There was other releases in the late Sixties and early Seventies (again impossible to find) and it wasn't until the late Eighties with his five record set The Well Tuned Piano 81 x 25 on Gramavision – which many might claim as his masterpiece – that he was out there in the wider world.

It was a continuous, improvised concert recorded on re-tuned piano in '81 and its influence certainly outweighs its modest sales figures.

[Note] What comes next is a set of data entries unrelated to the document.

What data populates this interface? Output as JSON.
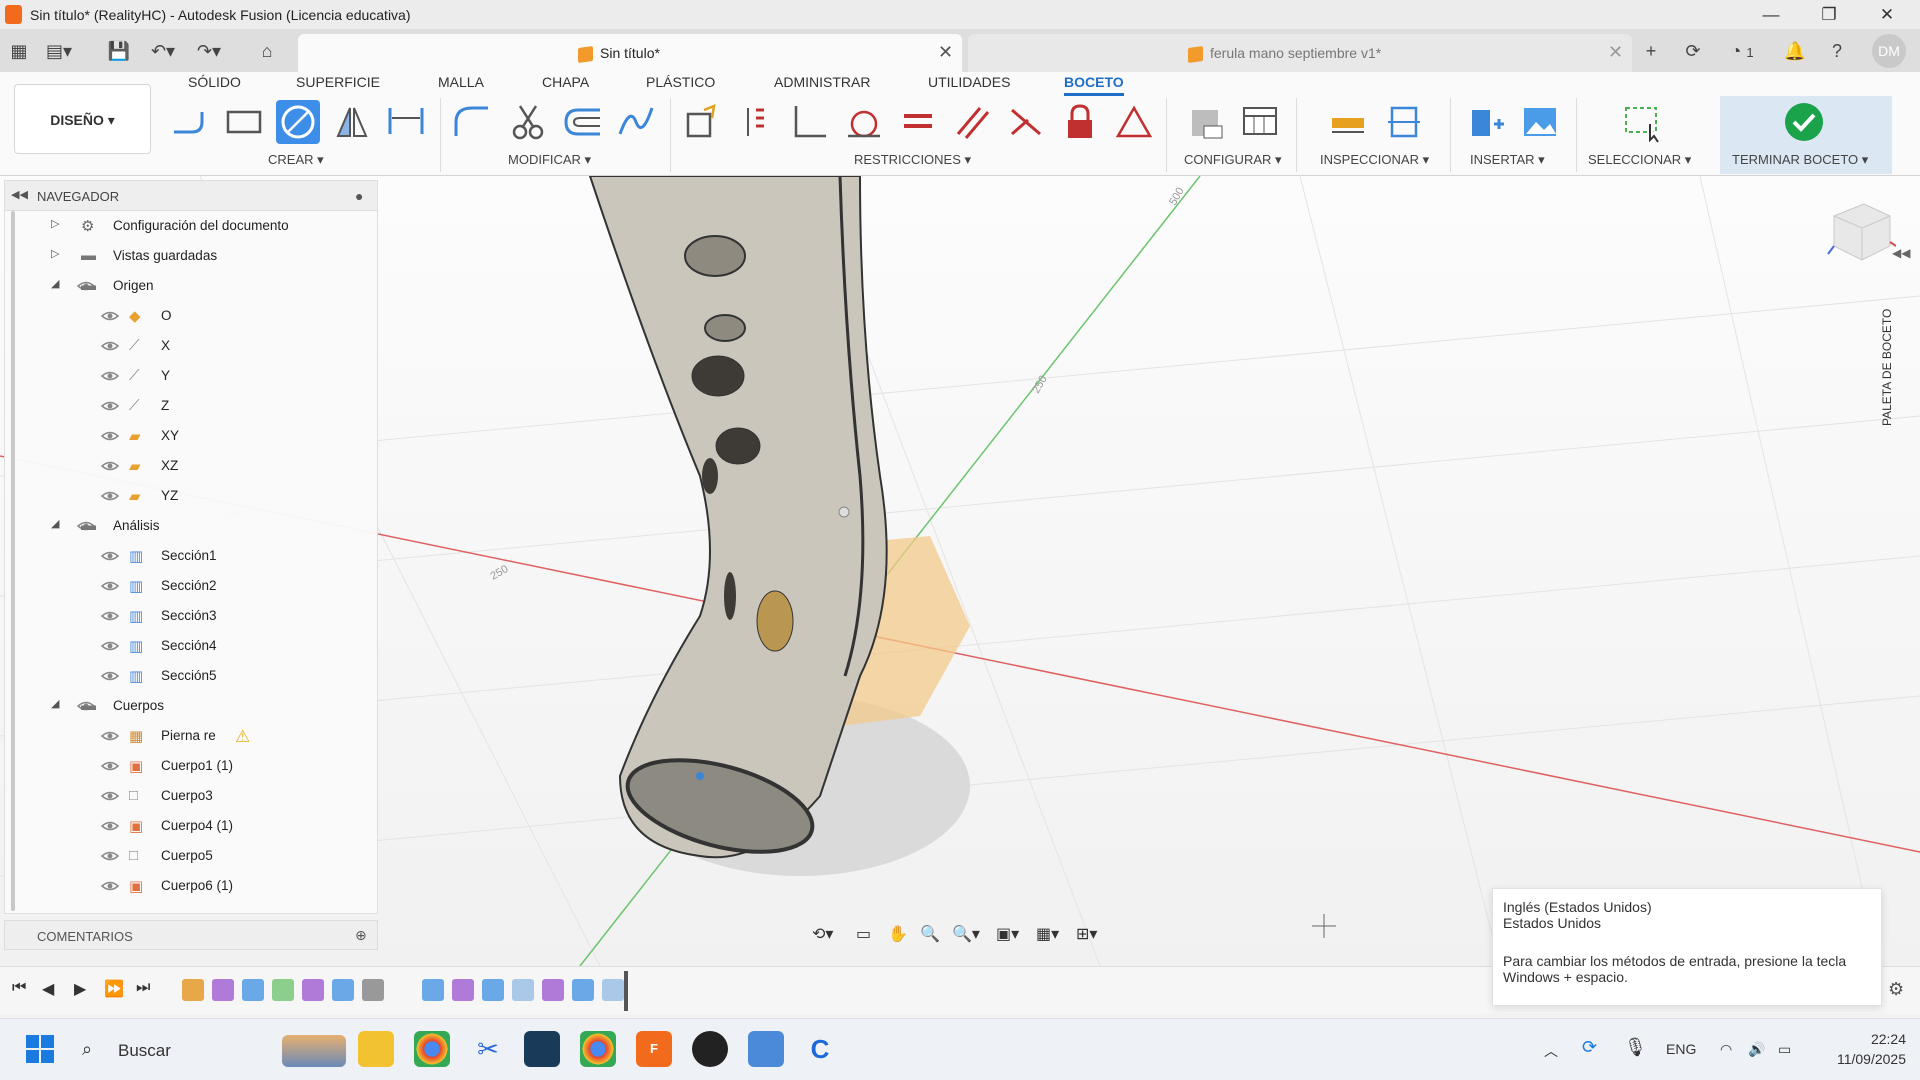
{
  "window": {
    "title": "Sin título* (RealityHC) - Autodesk Fusion (Licencia educativa)",
    "controls": [
      "—",
      "❐",
      "✕"
    ]
  },
  "tabs": [
    {
      "label": "Sin título*",
      "active": true
    },
    {
      "label": "ferula mano septiembre v1*",
      "active": false
    }
  ],
  "quick_access": {
    "job_count": "1",
    "user_initials": "DM"
  },
  "toolbar": {
    "design_menu": "DISEÑO ▾",
    "workspace_tabs": [
      "SÓLIDO",
      "SUPERFICIE",
      "MALLA",
      "CHAPA",
      "PLÁSTICO",
      "ADMINISTRAR",
      "UTILIDADES",
      "BOCETO"
    ],
    "active_tab": "BOCETO",
    "groups": {
      "create": "CREAR ▾",
      "modify": "MODIFICAR ▾",
      "constraints": "RESTRICCIONES ▾",
      "configure": "CONFIGURAR ▾",
      "inspect": "INSPECCIONAR ▾",
      "insert": "INSERTAR ▾",
      "select": "SELECCIONAR ▾",
      "finish": "TERMINAR BOCETO ▾"
    }
  },
  "browser": {
    "title": "NAVEGADOR",
    "items": [
      {
        "label": "Configuración del documento",
        "level": 0,
        "arrow": "▷",
        "icon": "gear-icon",
        "eye": false
      },
      {
        "label": "Vistas guardadas",
        "level": 0,
        "arrow": "▷",
        "icon": "folder-icon",
        "eye": false
      },
      {
        "label": "Origen",
        "level": 0,
        "arrow": "◢",
        "icon": "folder-icon",
        "eye": true
      },
      {
        "label": "O",
        "level": 1,
        "icon": "origin-point-icon",
        "eye": true
      },
      {
        "label": "X",
        "level": 1,
        "icon": "axis-icon",
        "eye": true
      },
      {
        "label": "Y",
        "level": 1,
        "icon": "axis-icon",
        "eye": true
      },
      {
        "label": "Z",
        "level": 1,
        "icon": "axis-icon",
        "eye": true
      },
      {
        "label": "XY",
        "level": 1,
        "icon": "plane-icon",
        "eye": true
      },
      {
        "label": "XZ",
        "level": 1,
        "icon": "plane-icon",
        "eye": true
      },
      {
        "label": "YZ",
        "level": 1,
        "icon": "plane-icon",
        "eye": true
      },
      {
        "label": "Análisis",
        "level": 0,
        "arrow": "◢",
        "icon": "folder-icon",
        "eye": true
      },
      {
        "label": "Sección1",
        "level": 1,
        "icon": "section-analysis-icon",
        "eye": true
      },
      {
        "label": "Sección2",
        "level": 1,
        "icon": "section-analysis-icon",
        "eye": true
      },
      {
        "label": "Sección3",
        "level": 1,
        "icon": "section-analysis-icon",
        "eye": true
      },
      {
        "label": "Sección4",
        "level": 1,
        "icon": "section-analysis-icon",
        "eye": true
      },
      {
        "label": "Sección5",
        "level": 1,
        "icon": "section-analysis-icon",
        "eye": true
      },
      {
        "label": "Cuerpos",
        "level": 0,
        "arrow": "◢",
        "icon": "folder-icon",
        "eye": true
      },
      {
        "label": "Pierna re",
        "level": 1,
        "icon": "mesh-body-icon",
        "eye": true,
        "warning": true
      },
      {
        "label": "Cuerpo1 (1)",
        "level": 1,
        "icon": "body-icon",
        "eye": true
      },
      {
        "label": "Cuerpo3",
        "level": 1,
        "icon": "body-outline-icon",
        "eye": true
      },
      {
        "label": "Cuerpo4 (1)",
        "level": 1,
        "icon": "body-icon",
        "eye": true
      },
      {
        "label": "Cuerpo5",
        "level": 1,
        "icon": "body-outline-icon",
        "eye": true
      },
      {
        "label": "Cuerpo6 (1)",
        "level": 1,
        "icon": "body-icon",
        "eye": true
      }
    ]
  },
  "comments": {
    "title": "COMENTARIOS"
  },
  "viewport": {
    "grid_labels": [
      "500",
      "250",
      "500",
      "250"
    ],
    "side_palette": "PALETA DE BOCETO"
  },
  "ime_tooltip": {
    "line1": "Inglés (Estados Unidos)",
    "line2": "Estados Unidos",
    "line3": "Para cambiar los métodos de entrada, presione la tecla",
    "line4": "Windows + espacio."
  },
  "taskbar": {
    "search_placeholder": "Buscar",
    "language": "ENG",
    "time": "22:24",
    "date": "11/09/2025"
  },
  "colors": {
    "accent": "#1f6fc9",
    "finish_check": "#1aa34a",
    "x_axis": "#e05050",
    "y_axis": "#4caf50"
  }
}
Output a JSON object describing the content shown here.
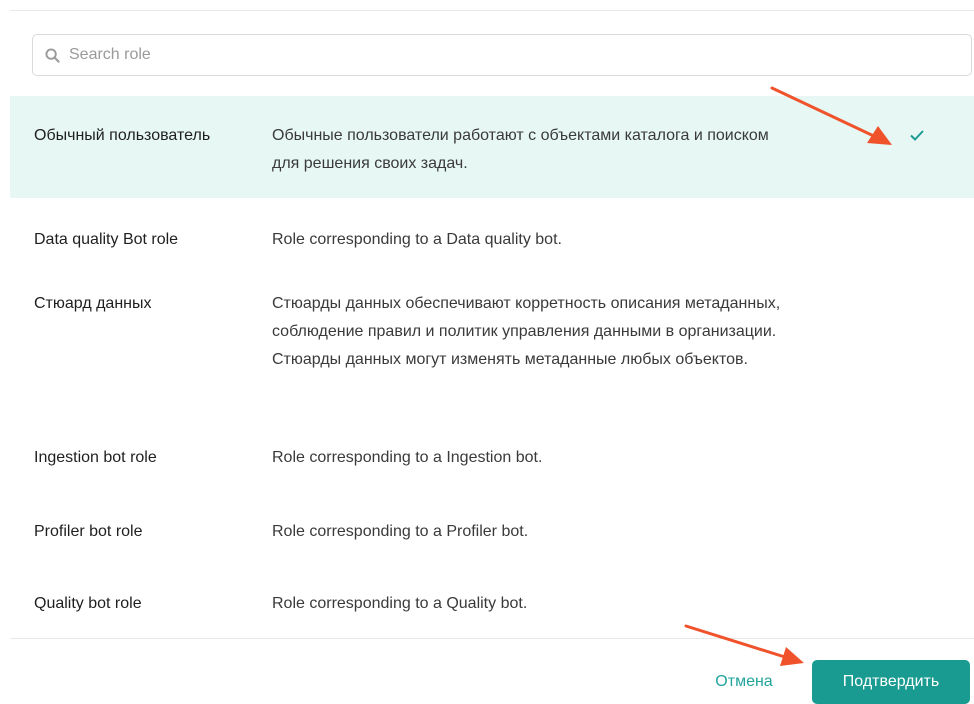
{
  "search": {
    "placeholder": "Search role"
  },
  "roles": [
    {
      "name": "Обычный пользователь",
      "desc_lines": [
        "Обычные пользователи работают с объектами каталога и поиском",
        "для решения своих задач."
      ],
      "selected": true
    },
    {
      "name": "Data quality Bot role",
      "desc_lines": [
        "Role corresponding to a Data quality bot."
      ],
      "selected": false
    },
    {
      "name": "Стюард данных",
      "desc_lines": [
        "Стюарды данных обеспечивают корретность описания метаданных,",
        "соблюдение правил и политик управления данными в организации.",
        "Стюарды данных могут изменять метаданные любых объектов."
      ],
      "selected": false
    },
    {
      "name": "Ingestion bot role",
      "desc_lines": [
        "Role corresponding to a Ingestion bot."
      ],
      "selected": false
    },
    {
      "name": "Profiler bot role",
      "desc_lines": [
        "Role corresponding to a Profiler bot."
      ],
      "selected": false
    },
    {
      "name": "Quality bot role",
      "desc_lines": [
        "Role corresponding to a Quality bot."
      ],
      "selected": false
    }
  ],
  "footer": {
    "cancel_label": "Отмена",
    "confirm_label": "Подтвердить"
  },
  "icons": {
    "search": "search-icon",
    "check": "check-icon"
  },
  "colors": {
    "accent": "#1a9b91",
    "selected_bg": "#e6f7f4",
    "annotation_arrow": "#f0532b"
  }
}
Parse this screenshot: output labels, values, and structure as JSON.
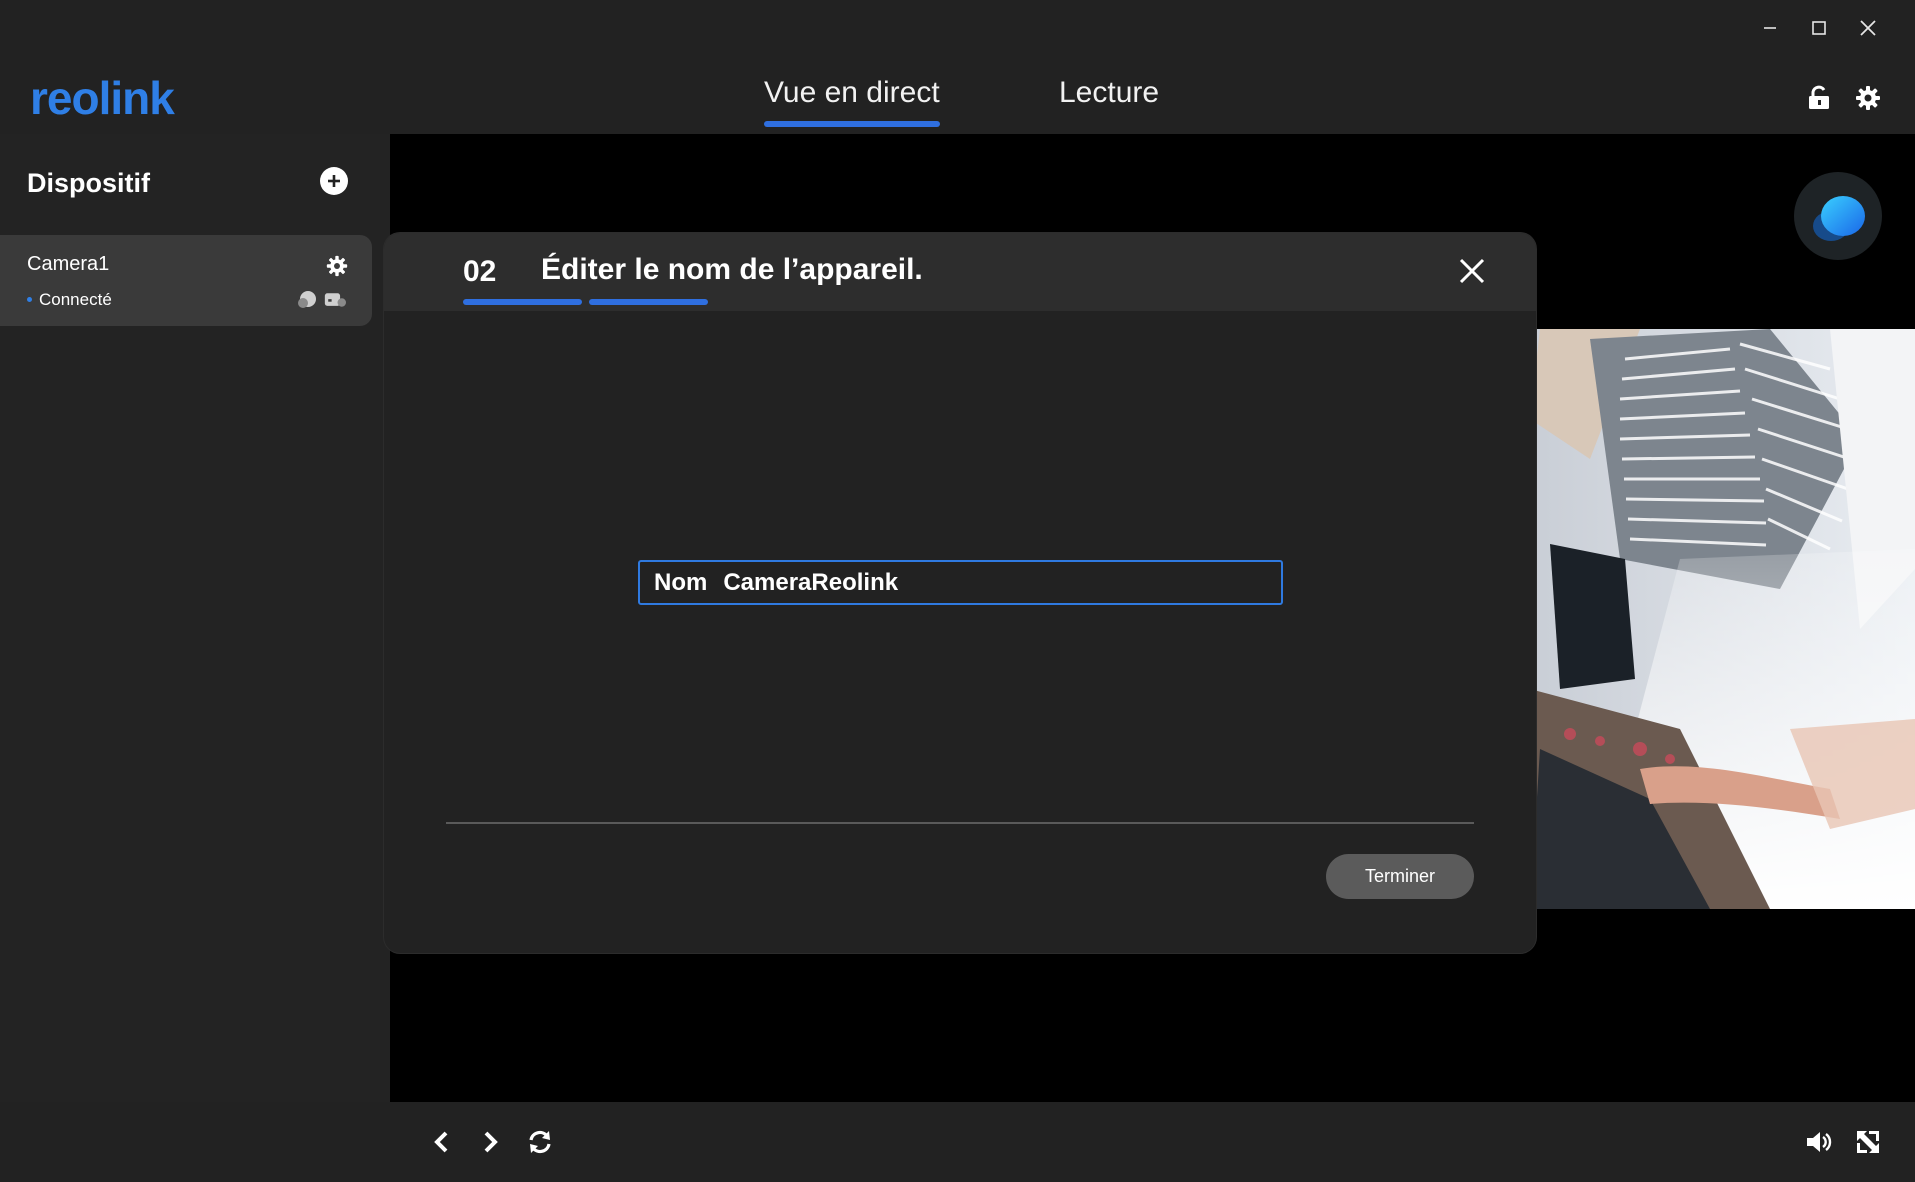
{
  "app": {
    "brand": "reolink",
    "colors": {
      "accent": "#2f6fe0",
      "background": "#222222",
      "card": "#3a3a3a",
      "button": "#5b5b5b"
    }
  },
  "window_controls": {
    "icons": [
      "minimize-icon",
      "maximize-icon",
      "close-icon"
    ]
  },
  "nav": {
    "tabs": [
      {
        "label": "Vue en direct",
        "active": true
      },
      {
        "label": "Lecture",
        "active": false
      }
    ],
    "right_icons": [
      "unlock-icon",
      "gear-icon"
    ]
  },
  "sidebar": {
    "title": "Dispositif",
    "devices": [
      {
        "name": "Camera1",
        "status": "Connecté"
      }
    ]
  },
  "modal": {
    "step_number": "02",
    "step_title": "Éditer le nom de l’appareil.",
    "progress_steps_done": 2,
    "field_label": "Nom",
    "field_value": "CameraReolink",
    "finish_label": "Terminer"
  },
  "bottombar": {
    "left_icons": [
      "prev-icon",
      "next-icon",
      "refresh-icon"
    ],
    "right_icons": [
      "volume-icon",
      "fullscreen-icon"
    ]
  }
}
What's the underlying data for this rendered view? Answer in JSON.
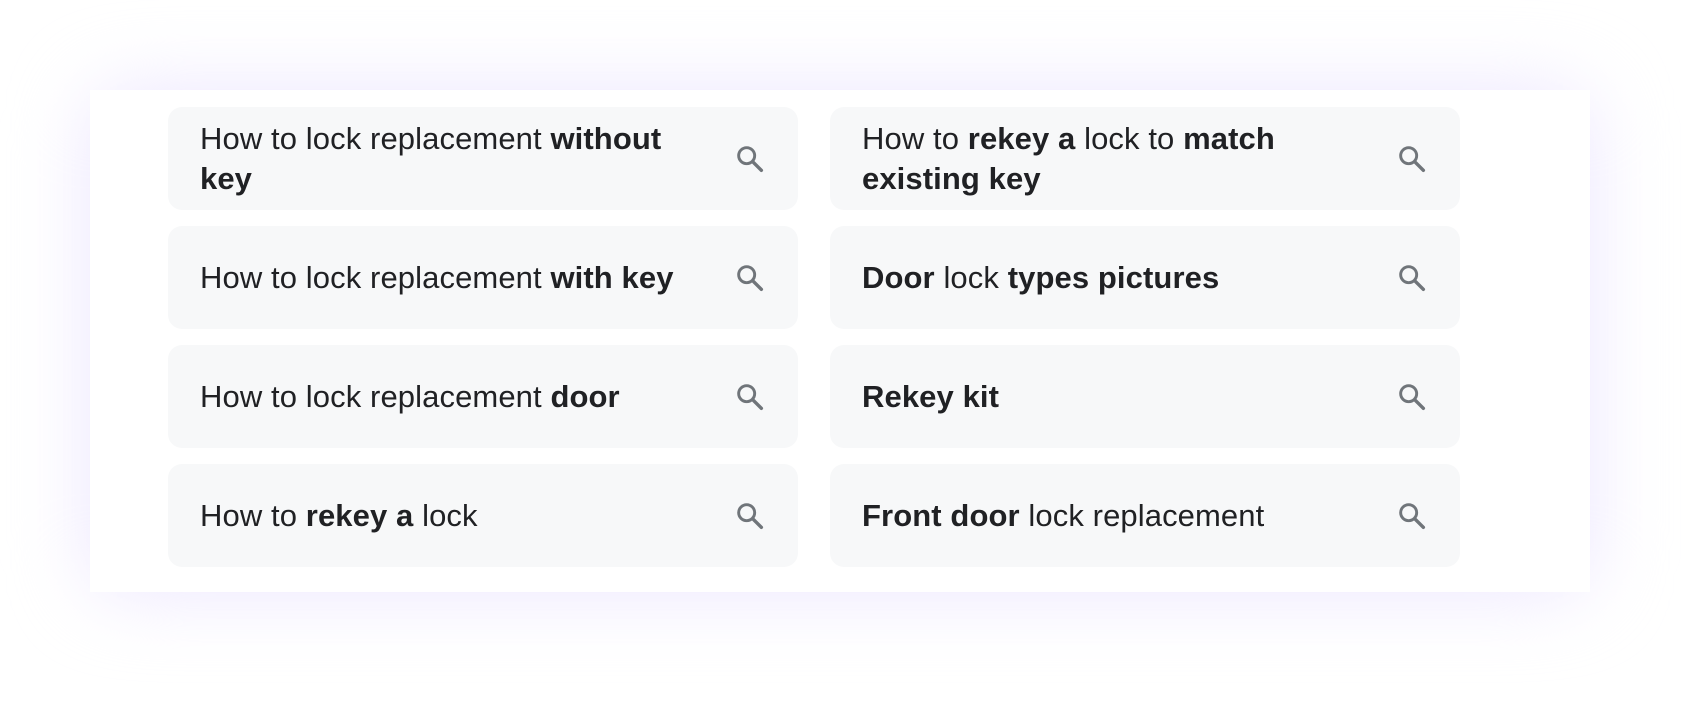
{
  "suggestions": [
    {
      "segments": [
        {
          "text": "How to lock replacement ",
          "bold": false
        },
        {
          "text": "without key",
          "bold": true
        }
      ],
      "icon": "search-icon"
    },
    {
      "segments": [
        {
          "text": "How to ",
          "bold": false
        },
        {
          "text": "rekey a",
          "bold": true
        },
        {
          "text": " lock to ",
          "bold": false
        },
        {
          "text": "match existing key",
          "bold": true
        }
      ],
      "icon": "search-icon"
    },
    {
      "segments": [
        {
          "text": "How to lock replacement ",
          "bold": false
        },
        {
          "text": "with key",
          "bold": true
        }
      ],
      "icon": "search-icon"
    },
    {
      "segments": [
        {
          "text": "Door",
          "bold": true
        },
        {
          "text": " lock ",
          "bold": false
        },
        {
          "text": "types pictures",
          "bold": true
        }
      ],
      "icon": "search-icon"
    },
    {
      "segments": [
        {
          "text": "How to lock replacement ",
          "bold": false
        },
        {
          "text": "door",
          "bold": true
        }
      ],
      "icon": "search-icon"
    },
    {
      "segments": [
        {
          "text": "Rekey kit",
          "bold": true
        }
      ],
      "icon": "search-icon"
    },
    {
      "segments": [
        {
          "text": "How to ",
          "bold": false
        },
        {
          "text": "rekey a",
          "bold": true
        },
        {
          "text": " lock",
          "bold": false
        }
      ],
      "icon": "search-icon"
    },
    {
      "segments": [
        {
          "text": "Front door",
          "bold": true
        },
        {
          "text": " lock replacement",
          "bold": false
        }
      ],
      "icon": "search-icon"
    }
  ],
  "colors": {
    "chip_background": "#f7f8f9",
    "text": "#202124",
    "icon": "#70757a",
    "glow": "#ece6ff"
  }
}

Artists as diverse as Lou Reed (citing Young on the cover of Metal Machine Music), Brian Eno, Jon Hassell and many others have cited it as an influence.

At the time some likened it to Keith Jarrett without the grunts, groans and wrestling with the keyboard.

It would be no surprise if New York composer David Moore (who leads the ensemble Bing and Ruth) has a copy of The Well Tuned Piano weighing down his shelf, alongside plenty of Eno, Glass, Reich and Harold Budd.

This new album – recorded over two days in a church in Hudson, New York – has all the seductive hallmarks of classical-cum-ambient music for piano, clarinet, two acoustic bassists and someone using tape delay to create the broad atmospherics.

The 10 translucent pieces almost seem to segue together in the first half and it isn't until the more assertive and busy opening piano passages of Form Takes just after the centre do you feel pulled into a new direction. But then it quietly devolves back to slow stateliness, ambience and restful, minimalist repetition.

This is music of quietness, evolving and dissolving piano lines, mid-ground drones and electronic atmospheres, oceanic washes . . .

And the pieces come with Eno-like titles: As Much As Possible, The How Of It Sped, Is Drop, Flat Line/Peak Color and What Ash It Flew Up among them.

Very much music for films of the imagination. The colour-field cover photo is a clue to the contents.